The last pandemic occurred in 2009 with the spread of H1N1 influenza, which originated in pigs and spread to people.
The clinical trial is designed to gather critical information about the safety and effectiveness of the vaccine and immune system responses it induces at different dosages, with and without adjuvantssubstances designed to boost the body's immune response to vaccination.
Two concurrent Phase II clinical trials will enroll healthy adults, ages 19 to 64 years old, to evaluate an investigational H7N9 vaccine.

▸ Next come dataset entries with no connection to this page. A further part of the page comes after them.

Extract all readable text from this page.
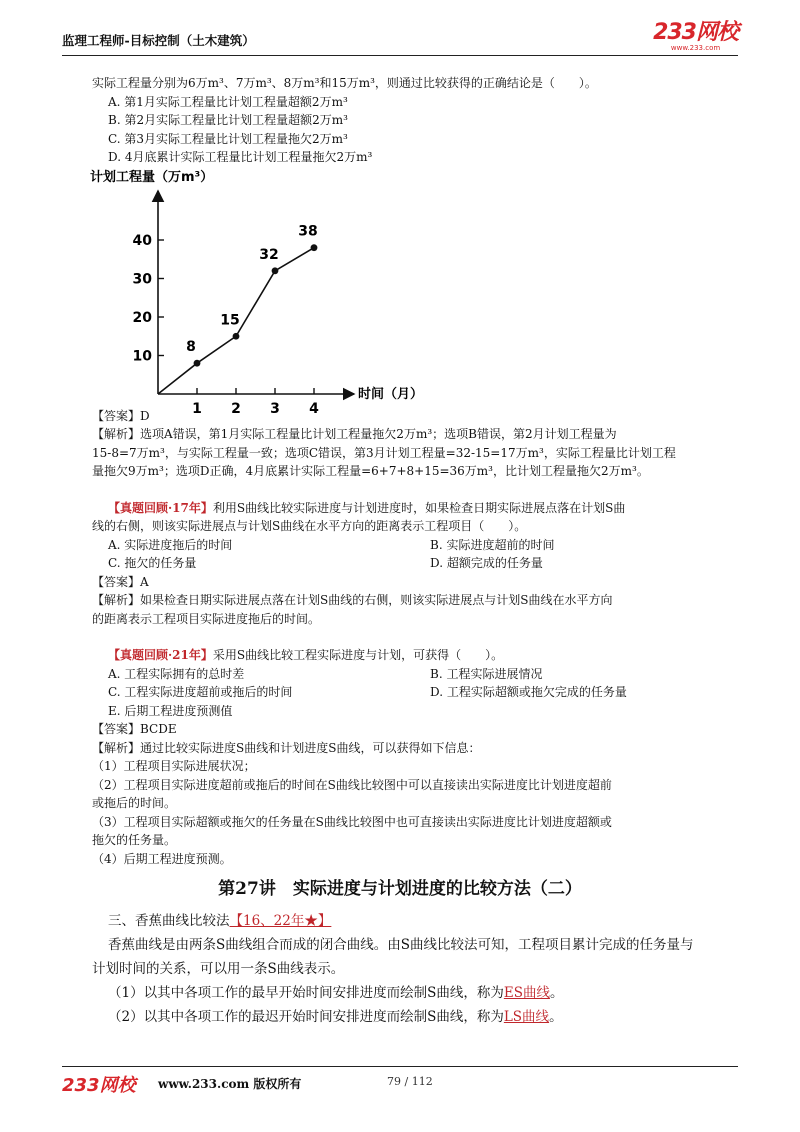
监理工程师-目标控制（土木建筑）	233网校
www.233.com
实际工程量分别为6万m³、7万m³、8万m³和15万m³，则通过比较获得的正确结论是（　　）。
A. 第1月实际工程量比计划工程量超额2万m³
B. 第2月实际工程量比计划工程量超额2万m³
C. 第3月实际工程量比计划工程量拖欠2万m³
D. 4月底累计实际工程量比计划工程量拖欠2万m³
计划工程量（万m³）
时间（月）
10
20
30
40
1 2 3 4
8
15
32
38
【答案】D
【解析】选项A错误，第1月实际工程量比计划工程量拖欠2万m³；选项B错误，第2月计划工程量为
15-8=7万m³，与实际工程量一致；选项C错误，第3月计划工程量=32-15=17万m³，实际工程量比计划工程
量拖欠9万m³；选项D正确，4月底累计实际工程量=6+7+8+15=36万m³，比计划工程量拖欠2万m³。
【真题回顾·17年】利用S曲线比较实际进度与计划进度时，如果检查日期实际进展点落在计划S曲
线的右侧，则该实际进展点与计划S曲线在水平方向的距离表示工程项目（　　）。
A. 实际进度拖后的时间	B. 实际进度超前的时间
C. 拖欠的任务量	D. 超额完成的任务量
【答案】A
【解析】如果检查日期实际进展点落在计划S曲线的右侧，则该实际进展点与计划S曲线在水平方向
的距离表示工程项目实际进度拖后的时间。
【真题回顾·21年】采用S曲线比较工程实际进度与计划，可获得（　　）。
A. 工程实际拥有的总时差	B. 工程实际进展情况
C. 工程实际进度超前或拖后的时间	D. 工程实际超额或拖欠完成的任务量
E. 后期工程进度预测值
【答案】BCDE
【解析】通过比较实际进度S曲线和计划进度S曲线，可以获得如下信息：
（1）工程项目实际进展状况；
（2）工程项目实际进度超前或拖后的时间在S曲线比较图中可以直接读出实际进度比计划进度超前
或拖后的时间。
（3）工程项目实际超额或拖欠的任务量在S曲线比较图中也可直接读出实际进度比计划进度超额或
拖欠的任务量。
（4）后期工程进度预测。
第27讲　实际进度与计划进度的比较方法（二）
三、香蕉曲线比较法【16、22年★】
香蕉曲线是由两条S曲线组合而成的闭合曲线。由S曲线比较法可知，工程项目累计完成的任务量与
计划时间的关系，可以用一条S曲线表示。
（1）以其中各项工作的最早开始时间安排进度而绘制S曲线，称为ES曲线。
（2）以其中各项工作的最迟开始时间安排进度而绘制S曲线，称为LS曲线。
233网校 www.233.com 版权所有	79 / 112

The candidate vaccine is made from inactivated H7N9 virus isolated in Shanghai, China, in 2013. Adjuvants are being tested with the investigational vaccine because previous vaccine research involving other H7 influenza viruses has suggested that vaccine without an adjuvant may not induce an adequate protective immune response.
A panel of independent experts will closely monitor participant safety data at regular intervals throughout the study.
"Whether or not an H7N9 pandemic materializes, vaccine studies such as this provide important experience in ongoing efforts to protect the public against sometimes-deadly influenza viruses," says E. Albert Reece, M.D., Ph.D., M.B.A., vice president for medical affairs at the University of Maryland and the John Z. and Akiko K. Bowers Distinguished Professor and Dean of the University of Maryland School of Medicine. "University of Maryland School of Medicine faculty researchers have been part of every similar vaccine study in the last few decades, making significant contributions to preparing the nation for emerging public health threats."